Young people from Bow have launched a campaign to save their youth centre amid claims that Tower Hamlets cut their funding earlier this year.
Teenagers who use Caxton Hall Youth Centre have launched a campaign to save the centre, with a petition that has received 300 signatures.
In it they call for the council to “ensure the continuation of one of the busiest youth clubs in Tower Hamlets with positive activities and engagement to prevent young people in engaging in negative and risky behaviour” and request a meeting with the Mayor, John Biggs, and other councillors to discuss the matter.
The young people who use the centre said that it has played a vital and important role in keeping them safe. Two teens who asked not to be named told Eastlondonlines: “If people weren’t coming here they would be out in the streets getting killed. Honest and truly. They [government/council] don’t listen to young people enough. And then they worry and wonder why kids have knives when they have nowhere safe to go and have to carry a knife to protect themselves.”
Adnan Miah, who works on behalf of youth organisation Ocean Youth Connexions, had managed Caxton since 2016 until he says the centre’s funding was cut by the council and his contract terminated in July. He told Eastlondonlines: “If we don’t get money it will have to close down.” “But”, he added, I strongly believe that young people are the future of this country. Let them have a voice. You want the best for them. Do it the right way, do the right thing”.
The club has already reduced the amount of time they are open with one youth worker claiming that he could see a link in a rise in crime directly related to the centre having to close its doors.
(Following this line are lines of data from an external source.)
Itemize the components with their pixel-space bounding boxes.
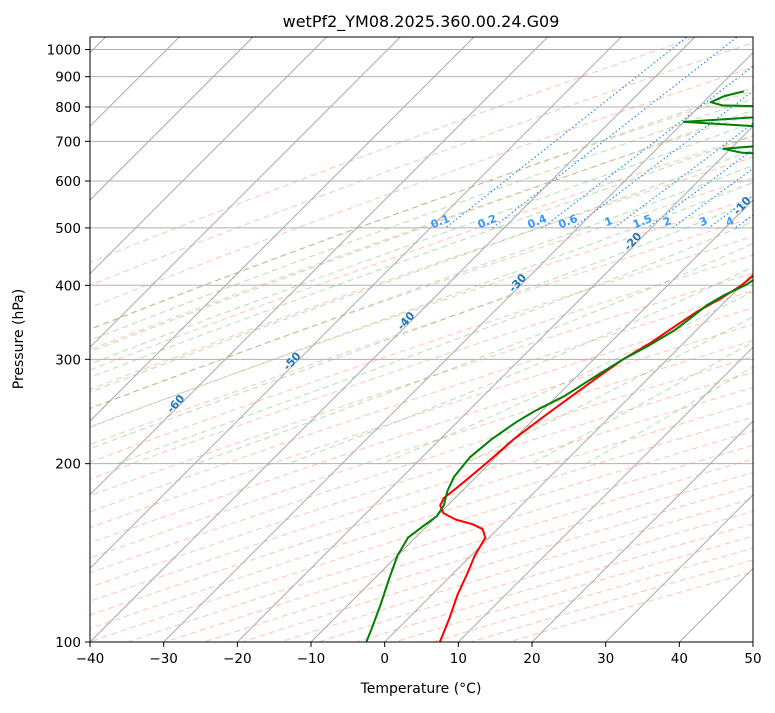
y-tick-label: 1000: [47, 43, 81, 59]
x-tick-label: 30: [597, 651, 614, 667]
mixing-ratio-label: 6: [763, 214, 775, 229]
chart-title: wetPf2_YM08.2025.360.00.24.G09: [283, 12, 560, 32]
x-tick-label: 50: [744, 651, 761, 667]
y-tick-label: 700: [55, 134, 81, 150]
y-tick-label: 200: [55, 457, 81, 473]
x-tick-label: −40: [76, 651, 105, 667]
y-axis-label: Pressure (hPa): [11, 289, 27, 389]
x-tick-label: 0: [380, 651, 389, 667]
x-tick-label: 10: [450, 651, 467, 667]
y-tick-label: 100: [55, 635, 81, 651]
x-tick-label: −30: [149, 651, 178, 667]
y-tick-label: 800: [55, 100, 81, 116]
x-tick-label: −20: [223, 651, 252, 667]
y-tick-label: 600: [55, 174, 81, 190]
y-tick-label: 400: [55, 278, 81, 294]
x-tick-label: 20: [523, 651, 540, 667]
y-tick-label: 900: [55, 70, 81, 86]
y-tick-label: 500: [55, 221, 81, 237]
y-tick-label: 300: [55, 352, 81, 368]
x-tick-label: −10: [297, 651, 326, 667]
x-axis-label: Temperature (°C): [360, 681, 482, 697]
x-tick-label: 40: [671, 651, 688, 667]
Ozzie Mehmet, a youth worker who has been part of the centre for over six years and is local to the area, told Eastlondonlines that there had been one evening the centre was short-staffed and as a result could not open, two of the attendees were arrested the same night, with Miah stating that another two that come the club have previously (and as recently as a fortnight ago) been stabbed.
A link between the decrease in youth services and youth street crime has long been debated, with YMCA England Wales revealing figures earlier this year which show that youth services have been cut 69% since the Conservatives came into power in 2010, with the average local authority spend on youth services decreasing from £7.79 million in 2010 to £2.45 million in 2019, whilst knife crime rose to an all-time high in 2018.
Youth service funding in Tower Hamlets had been slashed by 49% between 2011-17, amongst the highest in London, whilst knife crime grew 1.3 times in 2018.
Minah said of the centre’s role in the community: “It’s about making sure young people are safe and giving them access to indoor/outdoor activities, workshops, we help them to look for training positions, jobs. Some are at risk of substance abuse, so we offer one-to-ones so the young people can understand about life and how to be more independent in the world”.
Miah told the attendees the situation regarding the centre uncertain future, leaving the decision of what happens next up to them, telling ELL that “that’s what youth work is all about. Young people taking control and having their voice heard”. They decided to fight against it, creating the petition.
The petition received support from the Youth Council and was shared and published by Jaami Barry, young mayor of Tower Hamlets. Miah claimed that Biggs, along with the deputy mayor Asma Begum and other councillors had attended the centre to see the work they do there and said that something would be done to rectify the situation but has heard nothing further from the council since.
On the potential closure of Caxton, the young attendee’s said: “We think it’s silly. We get high numbers (of attendees) and it’s not really fair to shut down a youth club that a lot of kids come to. It’s like moving into a new house, you just end up getting comfortable so going to a new environment you don’t know you wonder if will get that relationship again, they don’t know the ins and outs of you.” Both agree that the club is a tight-knit group, like a “big family”, with a strong relationship having been formed between the young people and the youth workers.
The club teach them “what it’s like to be in the real world, the stuff you don’t get taught in school” with the opportunity to meet new people and go to new places.
However, the young people that attend Caxton remain optimistic. They have been attending many meetings, using social media and creating a video to bring attention to their campaign. They say: “It’s been successful because we are getting our voice heard by other young people, not just adults. We are just taking it step by step.”
Tower Hamlets Council has been contacted for comment but at the time of posting had yet to respond.